Alaba has also assisted a couple of goals, meaning only Marco Asensio (four), Vinicius Junior (12) and Karim Benzema (19) have been directly involved in more.
With five clean sheets to his name also, it has been a positive start to a new chapter for Alaba and one the versatile defender is taking in his stride.
“I felt this special aura and atmosphere from day one,” he told Kicker.
“You can tell the history of this club when you walk across the training ground or through the city.”
Asked how Madrid compare with Bayern, Alaba added: “Both clubs stand for absolute success. Bayern are one of the biggest clubs in the world, Madrid too.

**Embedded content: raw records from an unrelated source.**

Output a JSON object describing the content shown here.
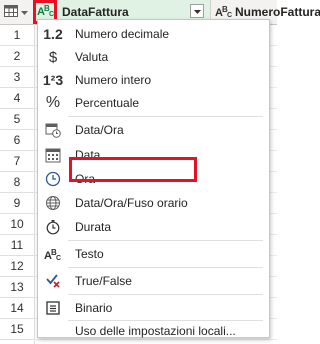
{
  "columns": {
    "datafattura": {
      "type_glyph": "A B C",
      "title": "DataFattura"
    },
    "numero": {
      "type_glyph": "ABC",
      "title": "NumeroFattura"
    }
  },
  "rows": [
    "1",
    "2",
    "3",
    "4",
    "5",
    "6",
    "7",
    "8",
    "9",
    "10",
    "11",
    "12",
    "13",
    "14",
    "15"
  ],
  "menu": {
    "items": [
      {
        "label": "Numero decimale",
        "icon": "decimal-icon",
        "glyph": "1.2"
      },
      {
        "label": "Valuta",
        "icon": "currency-icon",
        "glyph": "$"
      },
      {
        "label": "Numero intero",
        "icon": "integer-icon",
        "glyph": "1²3"
      },
      {
        "label": "Percentuale",
        "icon": "percent-icon",
        "glyph": "%"
      },
      {
        "label": "Data/Ora",
        "icon": "datetime-icon",
        "glyph": ""
      },
      {
        "label": "Data",
        "icon": "calendar-icon",
        "glyph": ""
      },
      {
        "label": "Ora",
        "icon": "clock-icon",
        "glyph": ""
      },
      {
        "label": "Data/Ora/Fuso orario",
        "icon": "globe-icon",
        "glyph": ""
      },
      {
        "label": "Durata",
        "icon": "stopwatch-icon",
        "glyph": ""
      },
      {
        "label": "Testo",
        "icon": "text-type-icon",
        "glyph": "ABC"
      },
      {
        "label": "True/False",
        "icon": "true-false-icon",
        "glyph": ""
      },
      {
        "label": "Binario",
        "icon": "binary-icon",
        "glyph": ""
      },
      {
        "label": "Uso delle impostazioni locali...",
        "icon": "",
        "glyph": ""
      }
    ]
  },
  "colors": {
    "highlight": "#e81123",
    "header_selected": "#dff2e4",
    "accent_green": "#107c41"
  }
}
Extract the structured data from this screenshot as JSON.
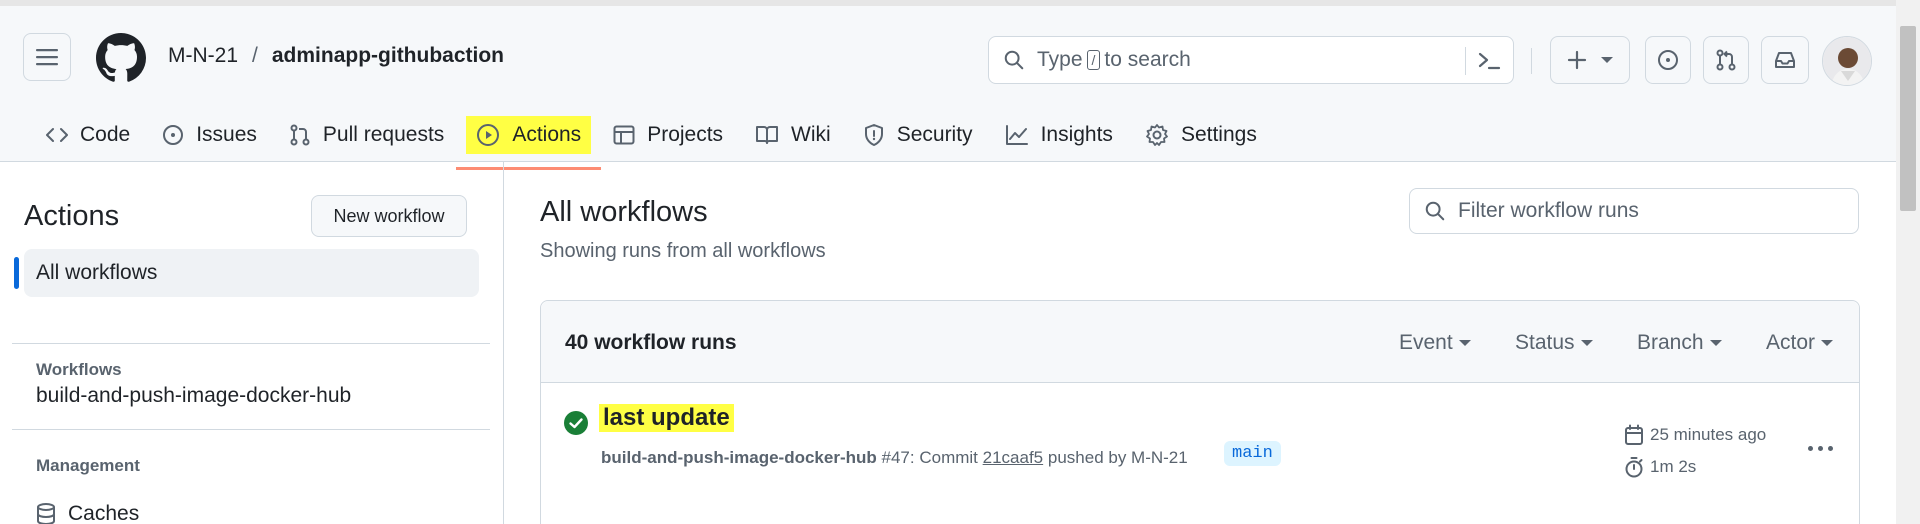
{
  "header": {
    "owner": "M-N-21",
    "separator": "/",
    "repo": "adminapp-githubaction",
    "search": {
      "prefix": "Type",
      "key": "/",
      "suffix": "to search"
    }
  },
  "tabs": [
    {
      "label": "Code",
      "icon": "code-icon"
    },
    {
      "label": "Issues",
      "icon": "issue-icon"
    },
    {
      "label": "Pull requests",
      "icon": "pull-request-icon"
    },
    {
      "label": "Actions",
      "icon": "play-icon",
      "active": true
    },
    {
      "label": "Projects",
      "icon": "table-icon"
    },
    {
      "label": "Wiki",
      "icon": "book-icon"
    },
    {
      "label": "Security",
      "icon": "shield-icon"
    },
    {
      "label": "Insights",
      "icon": "graph-icon"
    },
    {
      "label": "Settings",
      "icon": "gear-icon"
    }
  ],
  "sidebar": {
    "title": "Actions",
    "new_workflow": "New workflow",
    "all_workflows": "All workflows",
    "workflows_heading": "Workflows",
    "workflow_item": "build-and-push-image-docker-hub",
    "management_heading": "Management",
    "caches": "Caches"
  },
  "main": {
    "title": "All workflows",
    "subtitle": "Showing runs from all workflows",
    "filter_placeholder": "Filter workflow runs",
    "runs_count": "40 workflow runs",
    "filters": [
      "Event",
      "Status",
      "Branch",
      "Actor"
    ]
  },
  "run": {
    "title": "last update",
    "workflow": "build-and-push-image-docker-hub",
    "number": "#47",
    "commit_label": "Commit",
    "sha": "21caaf5",
    "pushed_by": "pushed by M-N-21",
    "branch": "main",
    "time_ago": "25 minutes ago",
    "duration": "1m 2s",
    "status": "success"
  },
  "colors": {
    "highlight": "#ffff44",
    "success": "#1a7f37",
    "accent": "#0969da",
    "underline": "#fd8c73"
  }
}
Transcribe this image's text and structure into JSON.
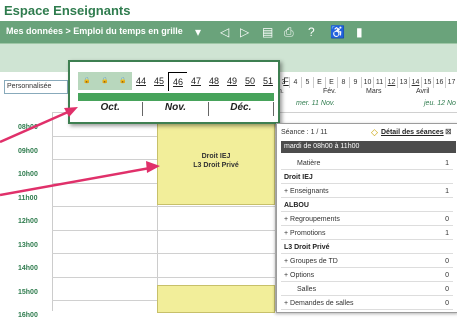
{
  "title": "Espace Enseignants",
  "toolbar": {
    "breadcrumb": "Mes données > Emploi du temps en grille"
  },
  "select": {
    "value": "Personnalisée"
  },
  "week_strip": [
    "3",
    "4",
    "5",
    "E",
    "E",
    "8",
    "9",
    "10",
    "11",
    "12",
    "13",
    "14",
    "15",
    "16",
    "17"
  ],
  "week_underlined": [
    "12",
    "14"
  ],
  "months_right": [
    "n.",
    "Fév.",
    "Mars",
    "Avril"
  ],
  "day_headers": [
    "mer. 11 Nov.",
    "jeu. 12 No"
  ],
  "hours": [
    "08h00",
    "09h00",
    "10h00",
    "11h00",
    "12h00",
    "13h00",
    "14h00",
    "15h00",
    "16h00"
  ],
  "zoom": {
    "weeks": [
      "",
      "",
      "",
      "44",
      "45",
      "46",
      "47",
      "48",
      "49",
      "50",
      "51",
      "F"
    ],
    "months": [
      "Oct.",
      "Nov.",
      "Déc."
    ]
  },
  "course": {
    "line1": "Droit IEJ",
    "line2": "L3 Droit Privé"
  },
  "panel": {
    "seance": "Séance : 1 / 11",
    "link": "Détail des séances",
    "date": "mardi de 08h00 à 11h00",
    "rows": [
      {
        "label": "Matière",
        "value": "1",
        "bold": false,
        "plus": false
      },
      {
        "label": "Droit IEJ",
        "value": "",
        "bold": true,
        "plus": false
      },
      {
        "label": "Enseignants",
        "value": "1",
        "bold": false,
        "plus": true
      },
      {
        "label": "ALBOU",
        "value": "",
        "bold": true,
        "plus": false
      },
      {
        "label": "Regroupements",
        "value": "0",
        "bold": false,
        "plus": true
      },
      {
        "label": "Promotions",
        "value": "1",
        "bold": false,
        "plus": true
      },
      {
        "label": "L3 Droit Privé",
        "value": "",
        "bold": true,
        "plus": false
      },
      {
        "label": "Groupes de TD",
        "value": "0",
        "bold": false,
        "plus": true
      },
      {
        "label": "Options",
        "value": "0",
        "bold": false,
        "plus": true
      },
      {
        "label": "Salles",
        "value": "0",
        "bold": false,
        "plus": false
      },
      {
        "label": "Demandes de salles",
        "value": "0",
        "bold": false,
        "plus": true
      }
    ]
  },
  "colors": {
    "brand_green": "#2f7c4e",
    "toolbar": "#6aa37b",
    "course": "#f2ee9a",
    "arrow": "#e0306a"
  }
}
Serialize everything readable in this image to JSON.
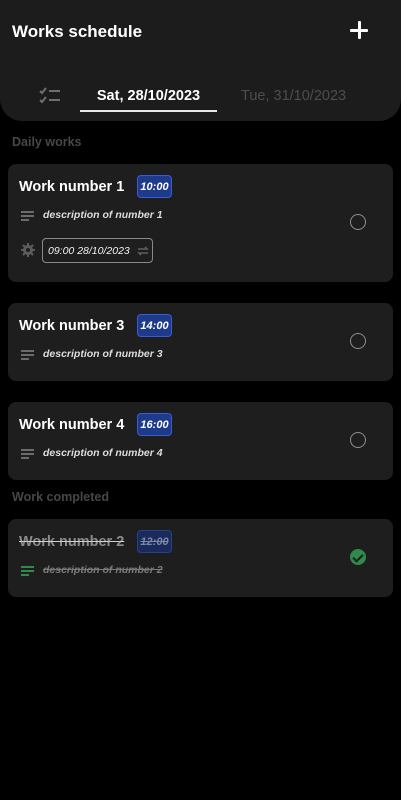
{
  "app": {
    "title": "Works schedule"
  },
  "icons": {
    "add": "plus-icon",
    "list_toggle": "checklist-icon",
    "description": "text-lines-icon",
    "reminder": "gear-icon",
    "repeat": "repeat-icon",
    "done": "check-icon"
  },
  "colors": {
    "time_badge": "#1e3a8a",
    "completed": "#2f8a4c",
    "card_bg": "#1e1e1e",
    "header_bg": "#1c1c1c"
  },
  "tabs": {
    "active_date": "Sat,  28/10/2023",
    "inactive_date": "Tue,  31/10/2023"
  },
  "sections": {
    "daily": "Daily works",
    "completed": "Work completed"
  },
  "works": {
    "w1": {
      "title": "Work number 1",
      "time": "10:00",
      "description": "description of number 1",
      "reminder": "09:00 28/10/2023"
    },
    "w3": {
      "title": "Work number 3",
      "time": "14:00",
      "description": "description of number 3"
    },
    "w4": {
      "title": "Work number 4",
      "time": "16:00",
      "description": "description of number 4"
    }
  },
  "completed_works": {
    "w2": {
      "title": "Work number 2",
      "time": "12:00",
      "description": "description of number 2"
    }
  }
}
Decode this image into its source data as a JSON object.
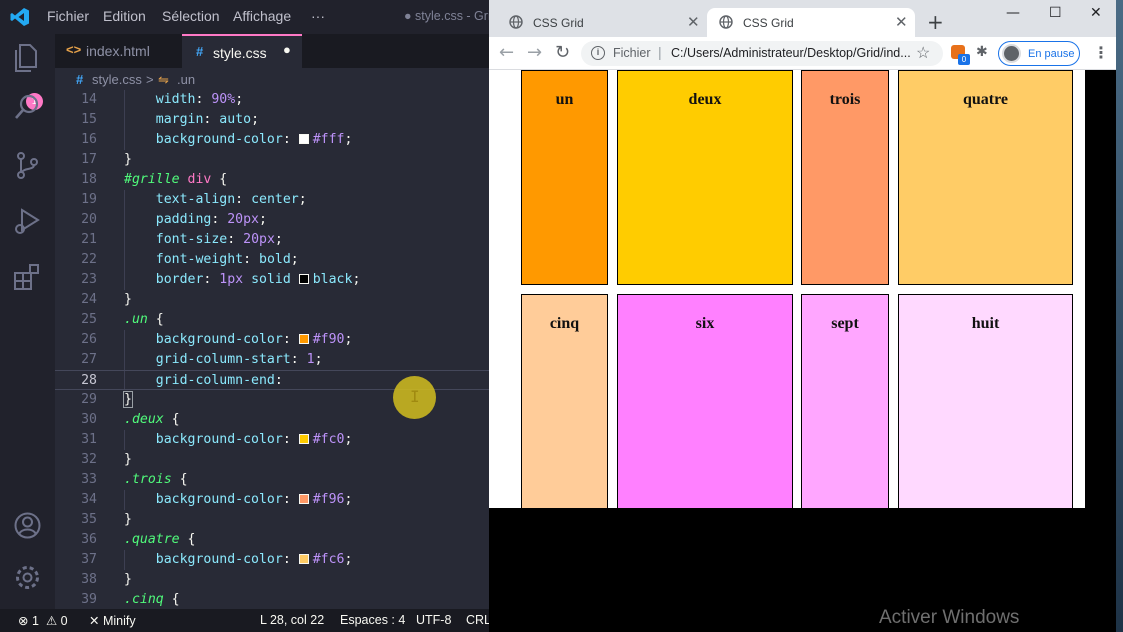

“There’s not much to separate them. But here at Madrid, without being disrespectful to Bayern, everything is just a shade bigger still.”
Alaba arrived at Madrid shortly before Sergio Ramos departed on a free transfer to Paris Saint-Germain, the long-serving captain having made 671 appearances for the club.
Ramos won four Champions Leagues and five LaLiga titles during his 16 years in the Spanish capital, but Alaba does not consider himself a direct replacement in defence.
“I came here to write my own story and play my game,” he said.
“I get the comparisons every now and then, but I don’t really bother with them.”
“People accept that I’m here now and play my football. We are also different types of players who can hardly be compared with one another.”
Alaba played a full part in Saturday’s 2-1 win over Elche that places Madrid level with Sevilla and one point behind surprise leaders Real Sociedad, whom they have a game in hand over.
That was Alaba’s 10th appearance in the Spanish top flight and he has already noticed a difference in style compared to the Bundesliga.
“Playing wise, La Liga is somewhat different,” he said.
“Even teams like Levante and Alaves try to play football out from the back.”
“As a central defender I have fewer aerial duels after goal-kicks than in the Bundesliga. There it’s played forward more directly.”
“In Spain, on the other hand, a lot of stock is placed on ball possession, even by teams who are quite far down the table.”
“It’s hard to say which is tougher, but they’re certainly different.”